Closed minimental closed 1 year ago

minimental commented 1 year ago

Dear Vojta,

thank you for publishing your solutions! Great move. Most likely, it is due to my lack of understanding of statistics, but in your solution to exercise 2.3 you are saying that the probability of picking the best action is

p(Ai = a*) = 1 - (1 - 1/n) epsilon

But if epsilon = 0 (greedy), the probability of picking the best action is 1, according to that. Due to the random nature of picking an action using the greedy algorithm (and being unable to change to a better one), I would assume the probability to be considerably less than 1.

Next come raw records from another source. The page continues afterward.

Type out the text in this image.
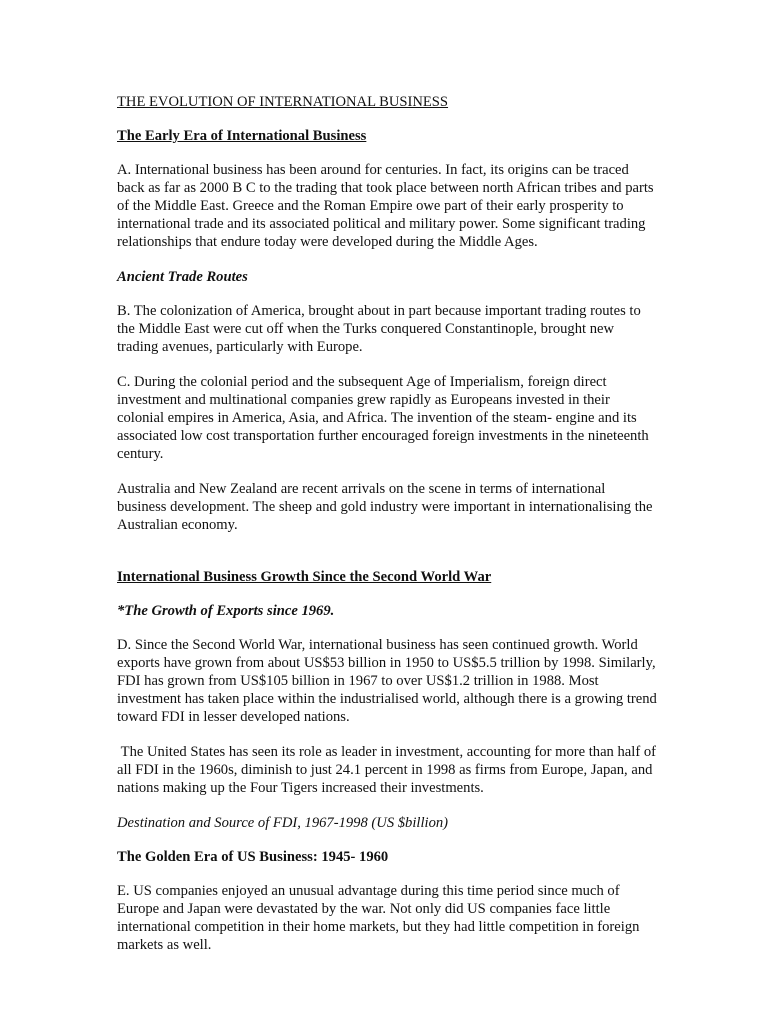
THE EVOLUTION OF INTERNATIONAL BUSINESS

The Early Era of International Business

A. International business has been around for centuries. In fact, its origins can be traced back as far as 2000 B C to the trading that took place between north African tribes and parts of the Middle East. Greece and the Roman Empire owe part of their early prosperity to international trade and its associated political and military power. Some significant trading relationships that endure today were developed during the Middle Ages.

Ancient Trade Routes

B. The colonization of America, brought about in part because important trading routes to the Middle East were cut off when the Turks conquered Constantinople, brought new trading avenues, particularly with Europe.

C. During the colonial period and the subsequent Age of Imperialism, foreign direct investment and multinational companies grew rapidly as Europeans invested in their colonial empires in America, Asia, and Africa. The invention of the steam- engine and its associated low cost transportation further encouraged foreign investments in the nineteenth century.

Australia and New Zealand are recent arrivals on the scene in terms of international business development. The sheep and gold industry were important in internationalising the Australian economy.

International Business Growth Since the Second World War

*The Growth of Exports since 1969.

D. Since the Second World War, international business has seen continued growth. World exports have grown from about US$53 billion in 1950 to US$5.5 trillion by 1998. Similarly, FDI has grown from US$105 billion in 1967 to over US$1.2 trillion in 1988. Most investment has taken place within the industrialised world, although there is a growing trend toward FDI in lesser developed nations.

The United States has seen its role as leader in investment, accounting for more than half of all FDI in the 1960s, diminish to just 24.1 percent in 1998 as firms from Europe, Japan, and nations making up the Four Tigers increased their investments.

Destination and Source of FDI, 1967-1998 (US $billion)

The Golden Era of US Business: 1945- 1960

E. US companies enjoyed an unusual advantage during this time period since much of Europe and Japan were devastated by the war. Not only did US companies face little international competition in their home markets, but they had little competition in foreign markets as well.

vojtamolda commented 1 year ago

Thanks for the kind words. I really appreciate it.

It's been a while since I worked these out, but from what I remember, the greedy strategy never does any exploration to try other things than what the agent knows as the best action. So it never has a chance to find out there's a better strategy. In some sense the best action is meant relative to the limited knowledge of the "world" the greedy agent has.

minimental commented 1 year ago

Hi Vojta,

thank you for the quick reply, and please excuse the delay. It took me a while to understand your reasoning/your formula for epsilon > 0, and I came to the same conclusion. Likelihood for choosing the best action for epsilon > 0 is

1 - (1-1/n) * epsilon,

where n is the number of actions, and epsilon is the frequency for picking actions at random.

My only issue really is that the above formula is invalid for epsilon = 0. If you solely rely on greedy choices, the likelihood of choosing the best action is actually pretty involved. See this article for an upper bound.